NFC Fine Looms for Apple, But Competitive Shifts Costly Over Long Run

Apple Pay

For Apple … First off: the size of the fine may not matter much. But the impact to the business model, to the tech giant’s competitive standing … well, that will matter.

In the European Union, of course, Apple is staring at a fine that will be the equivalent of several billions of dollars, tied to its near field communication (NFC) chip technology utilized in Apple Pay.

At the heart of the matter is how the company allows access to its payments functions, or more accurately, doesn’t allow access.

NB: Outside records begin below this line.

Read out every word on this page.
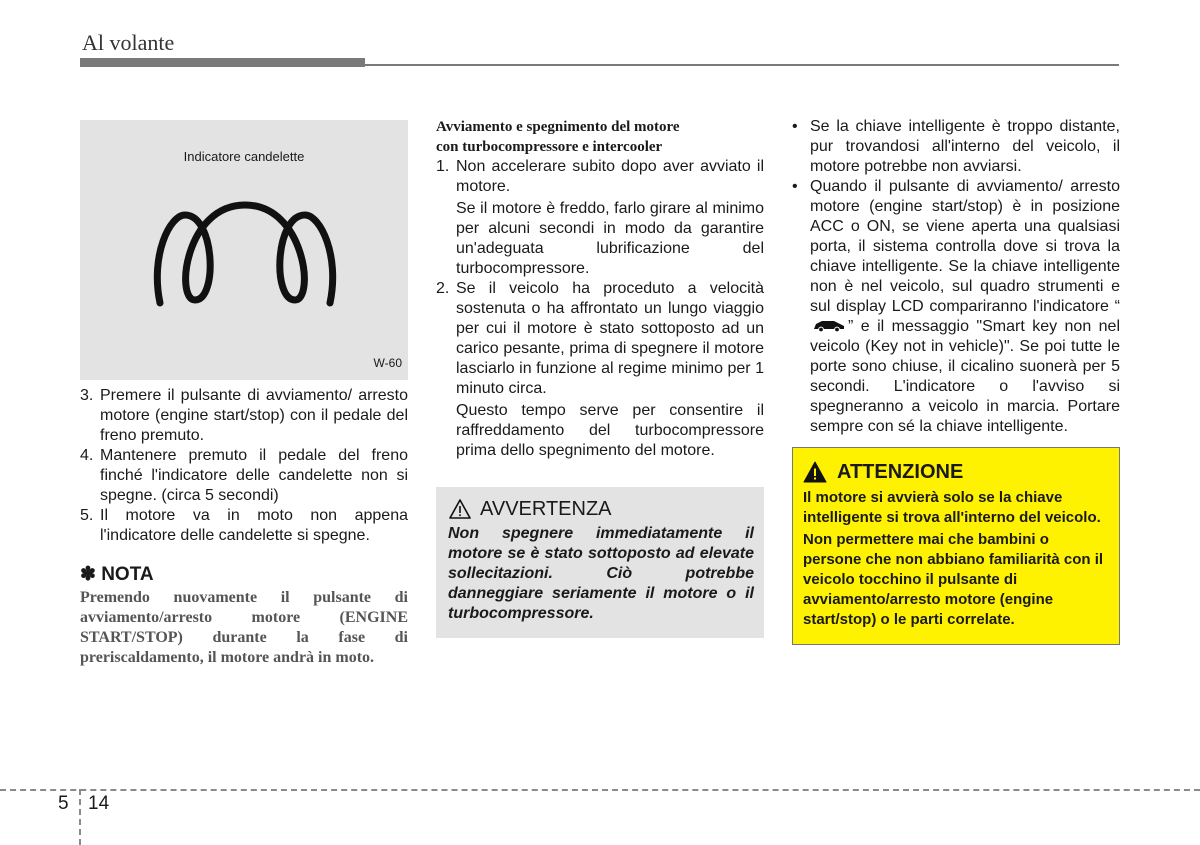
Al volante
Indicatore candelette
W-60
3. Premere il pulsante di avviamento/ arresto motore (engine start/stop) con il pedale del freno premuto.
4. Mantenere premuto il pedale del freno finché l'indicatore delle candelette non si spegne. (circa 5 secondi)
5. Il motore va in moto non appena l'indicatore delle candelette si spegne.
✽ NOTA
Premendo nuovamente il pulsante di avviamento/arresto motore (ENGINE START/STOP) durante la fase di preriscaldamento, il motore andrà in moto.
Avviamento e spegnimento del motore
con turbocompressore e intercooler
1. Non accelerare subito dopo aver avviato il motore.
Se il motore è freddo, farlo girare al minimo per alcuni secondi in modo da garantire un'adeguata lubrificazione del turbocompressore.
2. Se il veicolo ha proceduto a velocità sostenuta o ha affrontato un lungo viaggio per cui il motore è stato sottoposto ad un carico pesante, prima di spegnere il motore lasciarlo in funzione al regime minimo per 1 minuto circa.
Questo tempo serve per consentire il raffreddamento del turbocompressore prima dello spegnimento del motore.
AVVERTENZA
Non spegnere immediatamente il motore se è stato sottoposto ad elevate sollecitazioni. Ciò potrebbe danneggiare seriamente il motore o il turbocompressore.
• Se la chiave intelligente è troppo distante, pur trovandosi all'interno del veicolo, il motore potrebbe non avviarsi.
• Quando il pulsante di avviamento/ arresto motore (engine start/stop) è in posizione ACC o ON, se viene aperta una qualsiasi porta, il sistema controlla dove si trova la chiave intelligente. Se la chiave intelligente non è nel veicolo, sul quadro strumenti e sul display LCD compariranno l'indicatore “” e il messaggio "Smart key non nel veicolo (Key not in vehicle)". Se poi tutte le porte sono chiuse, il cicalino suonerà per 5 secondi. L'indicatore o l'avviso si spegneranno a veicolo in marcia. Portare sempre con sé la chiave intelligente.
ATTENZIONE
Il motore si avvierà solo se la chiave intelligente si trova all'interno del veicolo.
Non permettere mai che bambini o persone che non abbiano familiarità con il veicolo tocchino il pulsante di avviamento/arresto motore (engine start/stop) o le parti correlate.
5 14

That chip, and by extension, the tap-and-go functionality, are accessible only by Apple Pay.

In terms of the mechanics, the fine could be as much as $27.4 billion, based on a percentage of the latest year’s total top line of $274 billion.

We note that the latest quarterly report and financials show that the company’s cash and equivalents were a bit more than $34 billion — and it’s unlikely to be paid as if the company were simply cutting a check. The fine, of course, will not cause undue hardship on a company that is generating more than $80 billion in operating cash flow annually.

But the NFC chip — which lets data be transferred in the service of making contactless payments — may be cited in the European Commission’s “charge sheet” that will ostensibly list practices by the tech behemoth that, in the commission’s eyes, are anti-competitive. Those charges would come as Dutch antitrust regulators are also looking at Apple Pay and the competitive environment tied to NFC, and by extension whether limiting other payment apps’ access to the chip winds up hobbling end consumers’ freedom of choice.

If changes beyond charges are on the horizon, and Apple is ordered to broaden access to the payments tech, that would thus deepen the competitive environment for payments even as the company continued to roll out hardware that use NFC and Apple Pay to forge connected economies.

That could have repercussions across the pond. The recent legal jousting with Epic might offer some hint as to what’s to come. Apple, of course, must allow app payments outside of its App Store, which is a bit of sea change for that business model.

Who’s Using Apple Pay

In a recent PYMNTS study, we found that only 6 percent of people with iPhones in the U.S. use Apple Pay in store when that’s a viable option (where, notably, 70 percent of merchants are enabled to accept contactless payments). But within the services segment, where Apple Pay resides as a revenue contributor, the contactless transactions could equal as much as $4 billion in the near term (say, in 2023), according to sites like Statista.

Read also: Seven Years Later, Only 6% of People with iPhones in the US Use Apple Pay In-Store When They Can

The total services line in the latest fiscal year stood at $53.8 billion — so any chipping away at Apple’s payments “positioning” may not move the needle much for the company. But the regulatory gaze is unlikely to falter anytime soon, which in turn signals more changes to the company’s business model on the horizon.